PORTLAND, Ore. (KOIN) — Governor Kate Brown announced on Wednesday that she is ordering health care workers statewide to get vaccinated or face weekly testing for COVID-19.
A 1989 Oregon law makes it the only state in the country where it is illegal to require vaccinations.
Brown said she is directing the Oregon Health Authority to issue a new rule this week. Health care workers have until September 30 to show proof of vaccination or begin weekly testing then.
The new rule applies to personnel in health care settings who have direct or indirect contact with patients or infectious materials.
Brown cited the contagious delta variant as the reason for the new rule. Cases in Oregon have been spiking in the last week as the variant is spreading.
Legacy Health also on Wednesday announced a requirement for workers to be vaccinated by September 30.
Health care workers agree with decision
The Oregon Nurses Association applauded Brown’s directive.
“This is a reasonable and sensible approach which respects the individual choices of health care workers while also protecting public health. ONA believes COVID-19 vaccinations are critical to protecting our members, our patients, our families and our communities and we urge all Oregonians who can get vaccinated to do so today. ONA is also gratified to note Oregon’s current law provides the state the flexibility necessary to respond to public health emergencies via regulation,” the ONA said in a statement. Read the full statement here.

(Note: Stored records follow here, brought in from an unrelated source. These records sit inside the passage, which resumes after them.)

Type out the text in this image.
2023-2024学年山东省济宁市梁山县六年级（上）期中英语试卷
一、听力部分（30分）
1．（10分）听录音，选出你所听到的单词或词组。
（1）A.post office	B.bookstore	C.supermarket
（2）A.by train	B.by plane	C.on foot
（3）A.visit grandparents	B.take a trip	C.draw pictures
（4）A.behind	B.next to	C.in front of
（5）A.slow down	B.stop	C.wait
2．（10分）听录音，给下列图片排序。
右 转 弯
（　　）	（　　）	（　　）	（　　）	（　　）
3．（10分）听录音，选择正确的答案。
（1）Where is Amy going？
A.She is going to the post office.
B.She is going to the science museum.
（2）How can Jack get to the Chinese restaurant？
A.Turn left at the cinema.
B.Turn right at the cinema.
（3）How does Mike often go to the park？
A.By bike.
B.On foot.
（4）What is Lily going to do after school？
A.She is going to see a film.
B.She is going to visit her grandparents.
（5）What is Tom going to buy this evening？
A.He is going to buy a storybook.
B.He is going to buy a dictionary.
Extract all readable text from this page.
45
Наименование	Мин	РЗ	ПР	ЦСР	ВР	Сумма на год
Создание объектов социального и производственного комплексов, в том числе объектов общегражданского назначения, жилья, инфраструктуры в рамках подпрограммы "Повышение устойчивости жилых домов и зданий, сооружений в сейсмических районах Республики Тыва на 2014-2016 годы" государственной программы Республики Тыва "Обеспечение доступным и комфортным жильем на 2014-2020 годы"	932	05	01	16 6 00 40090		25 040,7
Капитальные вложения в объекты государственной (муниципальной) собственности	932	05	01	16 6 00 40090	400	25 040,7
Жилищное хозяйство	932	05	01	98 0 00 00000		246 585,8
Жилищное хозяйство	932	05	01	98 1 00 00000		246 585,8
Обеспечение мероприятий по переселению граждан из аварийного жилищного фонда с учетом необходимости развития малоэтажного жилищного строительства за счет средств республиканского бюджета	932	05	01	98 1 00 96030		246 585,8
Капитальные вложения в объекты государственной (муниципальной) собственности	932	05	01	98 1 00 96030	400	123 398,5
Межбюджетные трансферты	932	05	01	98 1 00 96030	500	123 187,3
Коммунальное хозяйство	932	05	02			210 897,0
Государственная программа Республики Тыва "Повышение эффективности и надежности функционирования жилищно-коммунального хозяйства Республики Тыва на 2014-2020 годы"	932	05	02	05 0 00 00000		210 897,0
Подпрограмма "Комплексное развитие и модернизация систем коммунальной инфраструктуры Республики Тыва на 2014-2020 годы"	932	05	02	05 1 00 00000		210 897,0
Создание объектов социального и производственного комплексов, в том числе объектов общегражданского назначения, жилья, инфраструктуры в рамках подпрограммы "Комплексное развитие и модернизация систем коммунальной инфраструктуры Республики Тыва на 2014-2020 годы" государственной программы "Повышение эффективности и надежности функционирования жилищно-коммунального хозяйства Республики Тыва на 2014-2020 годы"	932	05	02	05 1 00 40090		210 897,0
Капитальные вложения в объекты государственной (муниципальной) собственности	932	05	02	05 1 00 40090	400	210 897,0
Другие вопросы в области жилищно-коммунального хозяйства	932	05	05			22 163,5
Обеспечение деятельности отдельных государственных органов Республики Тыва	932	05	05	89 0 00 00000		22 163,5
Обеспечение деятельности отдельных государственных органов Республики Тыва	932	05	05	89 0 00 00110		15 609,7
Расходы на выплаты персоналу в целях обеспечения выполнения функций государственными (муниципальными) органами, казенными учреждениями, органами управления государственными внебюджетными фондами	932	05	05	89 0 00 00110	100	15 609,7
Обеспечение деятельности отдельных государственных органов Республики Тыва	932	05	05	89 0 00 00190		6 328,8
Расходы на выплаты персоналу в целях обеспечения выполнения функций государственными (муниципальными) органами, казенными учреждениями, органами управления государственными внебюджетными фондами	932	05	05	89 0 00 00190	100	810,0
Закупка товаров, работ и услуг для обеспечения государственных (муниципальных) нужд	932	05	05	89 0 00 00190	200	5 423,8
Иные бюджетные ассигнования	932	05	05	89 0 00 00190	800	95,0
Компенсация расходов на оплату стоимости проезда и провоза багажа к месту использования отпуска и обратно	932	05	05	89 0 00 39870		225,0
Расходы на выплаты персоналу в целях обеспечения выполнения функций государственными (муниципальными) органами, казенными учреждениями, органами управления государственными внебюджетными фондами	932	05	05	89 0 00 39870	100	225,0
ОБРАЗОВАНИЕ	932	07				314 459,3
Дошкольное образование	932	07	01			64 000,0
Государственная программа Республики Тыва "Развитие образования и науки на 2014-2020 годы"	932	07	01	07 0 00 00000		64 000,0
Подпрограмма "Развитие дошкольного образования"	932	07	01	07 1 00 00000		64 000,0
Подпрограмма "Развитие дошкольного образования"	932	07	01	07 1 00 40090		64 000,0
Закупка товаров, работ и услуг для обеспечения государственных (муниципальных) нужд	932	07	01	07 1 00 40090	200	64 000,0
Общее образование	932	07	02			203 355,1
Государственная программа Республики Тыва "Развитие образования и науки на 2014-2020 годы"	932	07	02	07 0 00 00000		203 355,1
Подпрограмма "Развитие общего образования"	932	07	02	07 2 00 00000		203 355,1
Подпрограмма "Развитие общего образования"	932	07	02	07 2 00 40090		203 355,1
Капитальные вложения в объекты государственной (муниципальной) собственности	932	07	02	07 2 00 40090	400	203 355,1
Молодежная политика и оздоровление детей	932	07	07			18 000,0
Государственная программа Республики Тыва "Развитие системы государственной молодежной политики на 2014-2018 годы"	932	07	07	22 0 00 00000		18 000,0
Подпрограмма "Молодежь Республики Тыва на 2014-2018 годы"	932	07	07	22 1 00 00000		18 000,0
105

Also in a statement, Becky Hultberg, the President and CEO of the Oregon Association of Hospitals and Health Systems, said, “Throughout the pandemic, Oregon’s hospitals have been committed to safeguarding the health of our patients, visitors and workers. We support today’s action by Governor Brown, which will require health care workers in Oregon to be vaccinated against COVID-19 or be tested regularly for the virus. With these additional tools we can better respond to this evolving pandemic and provide the safest possible environment for those who depend on us.”
Lisa Vance, the president of strategy and operations for Providence Health, also supports this decision:
“Gov. Brown’s direction today is a welcome step. Recognizing that health care must continue to lead by example, several weeks ago Providence notified all caregivers and providers that they are required to validate vaccination or sign a statement declining the vaccine, with a deadline of Sept. 30. Providence experts are available to answer questions for those who want additional information. In addition, those declining will now be required to do at least weekly additional testing on a regular basis, participate in mandatory education about the vaccine, adhere to enhanced PPE requirements, and other measures as needed to keep our patients and all caregivers safe.”